What should happen next?
Where is the documentation?
Is this service connected to other important systems?

Instead of forcing an engineer to manually join that information, the platform can do it for them.

What Port contributes beyond simple metadata

It is easy to think of Port as just a catalog for services, but in this setup it does something more important. It serves as a reliable operational context layer for engineering teams.

Because the service entity in Port includes ownership, deployment-related knowledge, team details, and related service information, Port becomes the right place to anchor agentic queries. Dynatrace provides the live signal. Port provides the meaning around the signal.

That is why the answers become much more actionable. The system is not simply observing. It is interpreting the observation in the context of how the organization actually works.

You can extend the same pattern to other tools

Although this demo used Dynatrace, the broader pattern is not limited to one observability vendor. Port’s MCP connector approach makes it possible to connect multiple developer tools and bring them into the same context-rich workflow.

I specifically called out that the same idea can be extended to tools like:

PagerDuty
New Relic
Other MCP-enabled developer and operations tools

So the bigger idea here is not “use one tool for everything.” The bigger idea is “build a context layer that can speak to the right tools and answer engineering questions with the full picture.”

The data flow behind this Agentic Observability demo

The end-to-end flow for the demo is straightforward:

A shopper interacts with the Flask application.
OpenTelemetry captures traces as requests move through the system.
Dynatrace ingests and analyzes those traces, logs, and errors.
The Dynatrace MCP server is connected into Port.
Port combines live monitoring data with service context.
Agentic queries return an operationally meaningful answer instead of isolated raw metrics.
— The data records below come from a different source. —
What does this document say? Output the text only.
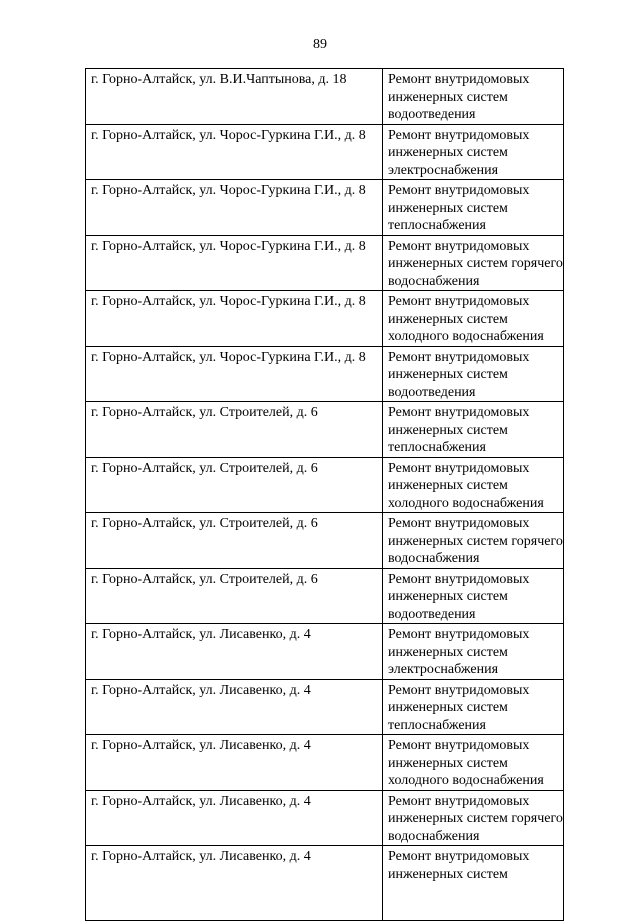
89
г. Горно-Алтайск, ул. В.И.Чаптынова, д. 18	Ремонт внутридомовых
инженерных систем
водоотведения

г. Горно-Алтайск, ул. Чорос-Гуркина Г.И., д. 8	Ремонт внутридомовых
инженерных систем
электроснабжения

г. Горно-Алтайск, ул. Чорос-Гуркина Г.И., д. 8	Ремонт внутридомовых
инженерных систем
теплоснабжения

г. Горно-Алтайск, ул. Чорос-Гуркина Г.И., д. 8	Ремонт внутридомовых
инженерных систем горячего
водоснабжения

г. Горно-Алтайск, ул. Чорос-Гуркина Г.И., д. 8	Ремонт внутридомовых
инженерных систем
холодного водоснабжения

г. Горно-Алтайск, ул. Чорос-Гуркина Г.И., д. 8	Ремонт внутридомовых
инженерных систем
водоотведения

г. Горно-Алтайск, ул. Строителей, д. 6	Ремонт внутридомовых
инженерных систем
теплоснабжения

г. Горно-Алтайск, ул. Строителей, д. 6	Ремонт внутридомовых
инженерных систем
холодного водоснабжения

г. Горно-Алтайск, ул. Строителей, д. 6	Ремонт внутридомовых
инженерных систем горячего
водоснабжения

г. Горно-Алтайск, ул. Строителей, д. 6	Ремонт внутридомовых
инженерных систем
водоотведения

г. Горно-Алтайск, ул. Лисавенко, д. 4	Ремонт внутридомовых
инженерных систем
электроснабжения

г. Горно-Алтайск, ул. Лисавенко, д. 4	Ремонт внутридомовых
инженерных систем
теплоснабжения

г. Горно-Алтайск, ул. Лисавенко, д. 4	Ремонт внутридомовых
инженерных систем
холодного водоснабжения

г. Горно-Алтайск, ул. Лисавенко, д. 4	Ремонт внутридомовых
инженерных систем горячего
водоснабжения

г. Горно-Алтайск, ул. Лисавенко, д. 4	Ремонт внутридомовых
инженерных систем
That pipeline is the practical core of Agentic Observability. Instrument the app, collect the signals, connect the tools, add the missing human context, and let engineers query the system in a way that reflects how incidents actually happen.

What I liked most about this setup

The most useful part was not the dashboard itself. It was the reduction in ambiguity.

When something breaks, I do not want five tabs open and three separate searches just to figure out basic ownership and intent.
I want one place that can tell me:

What changed
What is unhealthy
Whether the failure is real or expected
Who needs to be involved
What the next step should be

That is why this style of Agentic Observability feels promising. It closes the gap between telemetry and action.

Final thoughts

This demo was intentionally small, but the lesson is not small at all. Good observability should do more than report failures. It should help engineering teams respond with confidence.

Dynatrace handled the telemetry side beautifully. Port added the context that observability platforms often do not have on their own. Connecting the two through the MCP layer created a workflow where I could ask what is happening with a service and get back something genuinely useful.

That, to me, is the practical value of Agentic Observability. It is not just about smarter dashboards or nicer charts. It is about turning system signals into answers that are grounded in ownership, dependencies, documentation, and action.

If you are trying to make incident response less chaotic, this pattern is absolutely worth exploring.

Top comments (1)

Armorer Labs • Jun 22

This is where agentic observability starts to get interesting: the agent is not only being observed, it can act on observability data.

The part I would want to preserve is the handoff between signal and action. If the agent sees an error spike, queries traces, opens a ticket, or changes config, the run record should connect those steps: source signal, tool calls, reasoning summary, approval state, and final side effect.

Otherwise the dashboard gets smarter, but the operational trail can still be hard to reconstruct after the fact.